Il Convento sorse in un luogo non troppo distante dal mare e contiguo alle abitazioni, su una costa della collina, in posizione alta e panoramica. Era, tuttavia, esterno alla barriera di edifici addossati gli uni agli altri, che facevano da corona al castello ed è per questo motivo che fu bersaglio facile dei saraceni, sbarcati alla marina, che a più riprese lo saccheggiarono. Semidistrutto a fine Cinquecento, fu faticosamente ricostruito grazie alle elemosine e, soprattutto, alla generosità di d. Federico Pappacoda, marchese di Pisciotta dal 1620. Più memorabile l’attacco del 7 giugno 1640, da parte di quattrocento Turchi giunti su sette galee. Questi, che avevano attaccato il paese da più parti ed erano stati respinti con gravi perdite, sfogarono la loro rabbia sulla Chiesa Parrocchiale e poi sul Convento. Al suo interno, per una tragica coincidenza, era stata accumulata dai cittadini molta parte dei loro beni per sottrarli agli appetiti dei soldati spagnoli, giunti a Pisciotta nel marzo dello stesso anno ed inviati dal vicerè di Napoli per imporre con forza il pagamento di una tassazione straordinaria a cui il feudatario si era opposto. Buona parte dei beni fu portata via, la restante parte distrutta dal fuoco. Nella circostanza, riporta il cronista Padre Gonzaga, furono bruciate le immagini sacre e le statue, ma una tela di San Francesco, gettata nel fuoco, rimase miracolosamente integra: ancor oggi si può ammirare nella Chiesa Parrocchiale.

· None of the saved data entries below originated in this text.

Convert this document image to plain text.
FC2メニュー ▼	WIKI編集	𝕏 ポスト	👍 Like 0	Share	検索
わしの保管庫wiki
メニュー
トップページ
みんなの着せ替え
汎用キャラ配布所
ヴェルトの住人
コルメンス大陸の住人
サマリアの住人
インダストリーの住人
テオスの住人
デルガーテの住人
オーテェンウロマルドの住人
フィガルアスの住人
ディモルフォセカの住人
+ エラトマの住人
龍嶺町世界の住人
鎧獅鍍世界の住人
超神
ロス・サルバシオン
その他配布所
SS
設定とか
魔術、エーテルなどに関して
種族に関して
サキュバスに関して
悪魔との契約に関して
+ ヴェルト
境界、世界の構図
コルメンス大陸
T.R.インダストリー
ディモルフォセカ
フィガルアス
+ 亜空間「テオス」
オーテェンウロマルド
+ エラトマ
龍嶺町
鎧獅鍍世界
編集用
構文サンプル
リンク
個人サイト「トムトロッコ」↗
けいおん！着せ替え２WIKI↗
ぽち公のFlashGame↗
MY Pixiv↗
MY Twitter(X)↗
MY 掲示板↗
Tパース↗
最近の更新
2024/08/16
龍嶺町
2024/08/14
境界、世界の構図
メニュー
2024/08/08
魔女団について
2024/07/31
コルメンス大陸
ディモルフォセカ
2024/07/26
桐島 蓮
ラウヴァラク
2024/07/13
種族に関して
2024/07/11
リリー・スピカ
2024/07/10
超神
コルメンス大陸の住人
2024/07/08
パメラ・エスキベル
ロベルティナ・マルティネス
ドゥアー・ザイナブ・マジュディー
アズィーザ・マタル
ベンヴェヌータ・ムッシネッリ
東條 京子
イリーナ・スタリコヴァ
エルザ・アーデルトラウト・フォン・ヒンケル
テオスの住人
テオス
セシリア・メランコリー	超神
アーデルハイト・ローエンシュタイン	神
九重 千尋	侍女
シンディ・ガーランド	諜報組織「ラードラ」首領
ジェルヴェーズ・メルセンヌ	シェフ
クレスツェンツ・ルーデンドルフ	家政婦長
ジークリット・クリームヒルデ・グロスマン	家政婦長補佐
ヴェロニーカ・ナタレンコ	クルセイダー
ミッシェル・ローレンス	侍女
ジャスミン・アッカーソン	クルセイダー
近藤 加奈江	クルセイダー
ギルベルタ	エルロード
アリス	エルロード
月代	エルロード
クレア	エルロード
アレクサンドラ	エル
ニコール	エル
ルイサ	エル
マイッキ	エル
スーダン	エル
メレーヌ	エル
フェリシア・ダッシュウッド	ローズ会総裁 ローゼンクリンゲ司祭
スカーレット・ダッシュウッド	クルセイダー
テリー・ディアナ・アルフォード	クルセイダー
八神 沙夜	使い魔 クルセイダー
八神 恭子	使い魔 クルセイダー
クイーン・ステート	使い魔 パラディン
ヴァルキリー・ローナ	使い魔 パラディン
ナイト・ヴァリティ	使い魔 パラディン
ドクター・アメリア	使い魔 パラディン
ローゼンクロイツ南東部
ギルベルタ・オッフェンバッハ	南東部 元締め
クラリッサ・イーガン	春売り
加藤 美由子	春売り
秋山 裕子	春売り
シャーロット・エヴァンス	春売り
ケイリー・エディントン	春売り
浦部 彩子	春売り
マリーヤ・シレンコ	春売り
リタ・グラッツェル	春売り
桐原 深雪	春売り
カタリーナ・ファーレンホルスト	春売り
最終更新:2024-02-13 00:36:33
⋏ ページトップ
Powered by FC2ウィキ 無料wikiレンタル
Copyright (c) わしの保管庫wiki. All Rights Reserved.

Fino all’Ottocento il convento dei Frati Minori Osservanti continuò a svolgere un ruolo centrale nell’ambito della vita religiosa del paese; all’interno della sua chiesa trovò sepoltura la maggior parte dei pisciottani fino ad un tempo che andrà ben oltre il limite imposto ai comuni perché il seppellimento avvenisse in Camposanti appositamente costruiti e lontani dall’abitato.

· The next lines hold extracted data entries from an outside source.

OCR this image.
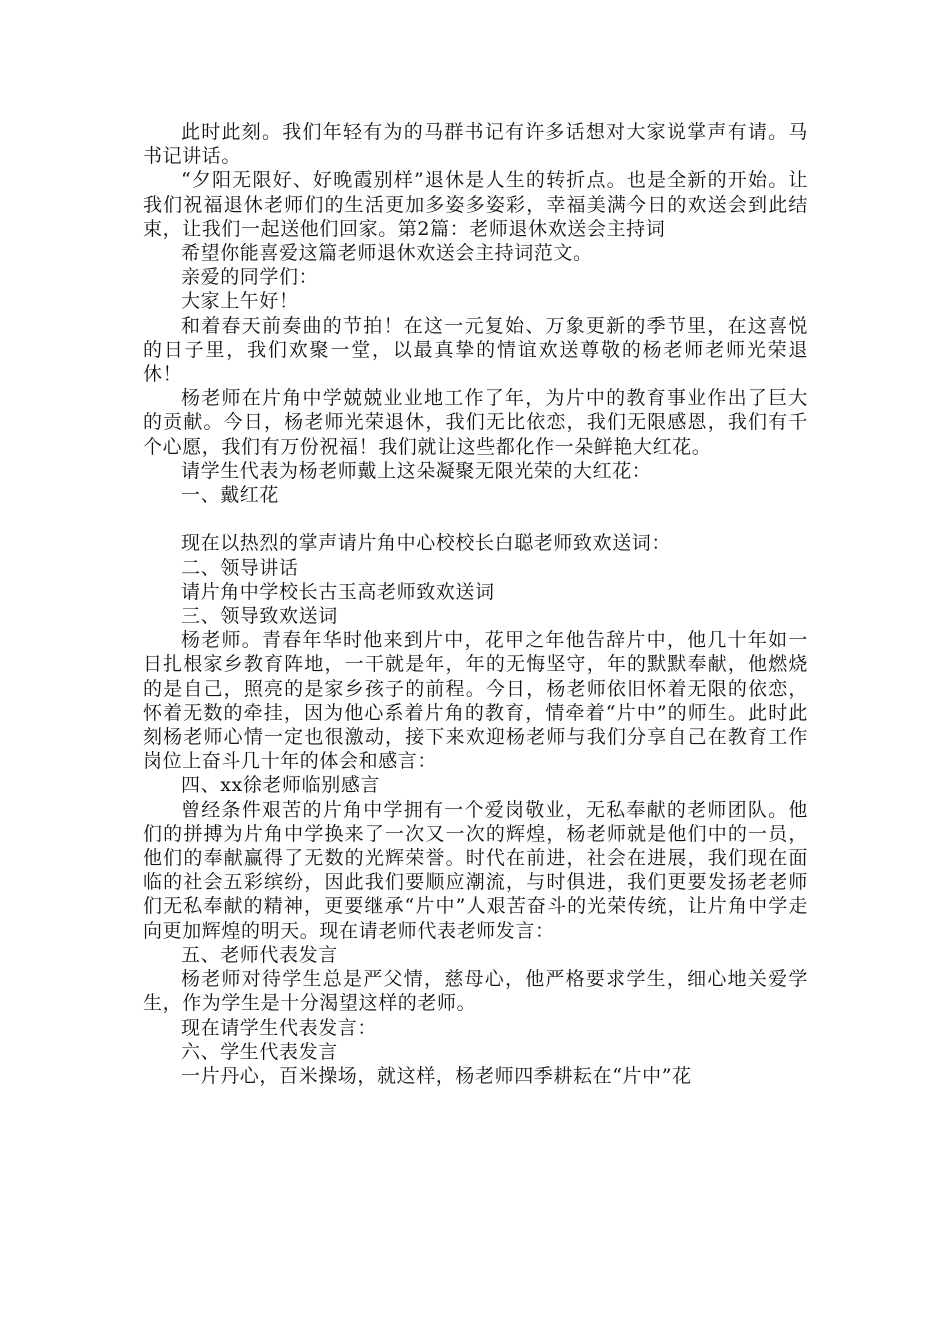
此时此刻。我们年轻有为的马群书记有许多话想对大家说掌声有请。马书记讲话。

“夕阳无限好、好晚霞别样”退休是人生的转折点。也是全新的开始。让我们祝福退休老师们的生活更加多姿多姿彩，幸福美满今日的欢送会到此结束，让我们一起送他们回家。第2篇：老师退休欢送会主持词

希望你能喜爱这篇老师退休欢送会主持词范文。

亲爱的同学们：

大家上午好！

和着春天前奏曲的节拍！在这一元复始、万象更新的季节里，在这喜悦的日子里，我们欢聚一堂，以最真挚的情谊欢送尊敬的杨老师老师光荣退休！

杨老师在片角中学兢兢业业地工作了年，为片中的教育事业作出了巨大的贡献。今日，杨老师光荣退休，我们无比依恋，我们无限感恩，我们有千个心愿，我们有万份祝福！我们就让这些都化作一朵鲜艳大红花。

请学生代表为杨老师戴上这朵凝聚无限光荣的大红花：

一、戴红花

现在以热烈的掌声请片角中心校校长白聪老师致欢送词：

二、领导讲话

请片角中学校长古玉高老师致欢送词

三、领导致欢送词

杨老师。青春年华时他来到片中，花甲之年他告辞片中，他几十年如一日扎根家乡教育阵地，一干就是年，年的无悔坚守，年的默默奉献，他燃烧的是自己，照亮的是家乡孩子的前程。今日，杨老师依旧怀着无限的依恋，怀着无数的牵挂，因为他心系着片角的教育，情牵着“片中”的师生。此时此刻杨老师心情一定也很激动，接下来欢迎杨老师与我们分享自己在教育工作岗位上奋斗几十年的体会和感言：

四、xx徐老师临别感言

曾经条件艰苦的片角中学拥有一个爱岗敬业，无私奉献的老师团队。他们的拼搏为片角中学换来了一次又一次的辉煌，杨老师就是他们中的一员，他们的奉献赢得了无数的光辉荣誉。时代在前进，社会在进展，我们现在面临的社会五彩缤纷，因此我们要顺应潮流，与时俱进，我们更要发扬老老师们无私奉献的精神，更要继承“片中”人艰苦奋斗的光荣传统，让片角中学走向更加辉煌的明天。现在请老师代表老师发言：

五、老师代表发言

杨老师对待学生总是严父情，慈母心，他严格要求学生，细心地关爱学生，作为学生是十分渴望这样的老师。

现在请学生代表发言：

六、学生代表发言

一片丹心，百米操场，就这样，杨老师四季耕耘在“片中”花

La storia successiva del Convento è simile a tante altre riguardanti soprattutto gli Ordini Religiosi, alla mercé di soppressioni, confische, attacchi di briganti, manovre politiche e, soprattutto, finanziarie: pian piano il Convento è stato depredato dei suoi beni e delle sue funzioni, sino ad essere “spezzettato” e svenduto. Oggi non restano che poche rovine, di proprietà privata.

Il presente testo è una sintesi delle pagine dedicate al Convento presenti in “Il Feudo di Pisciotta tra i secoli XVII e XIX. Elementi documentati di storia” di Massimino Iannone, GIANNINI EDITORE, NAPOLI, 2016.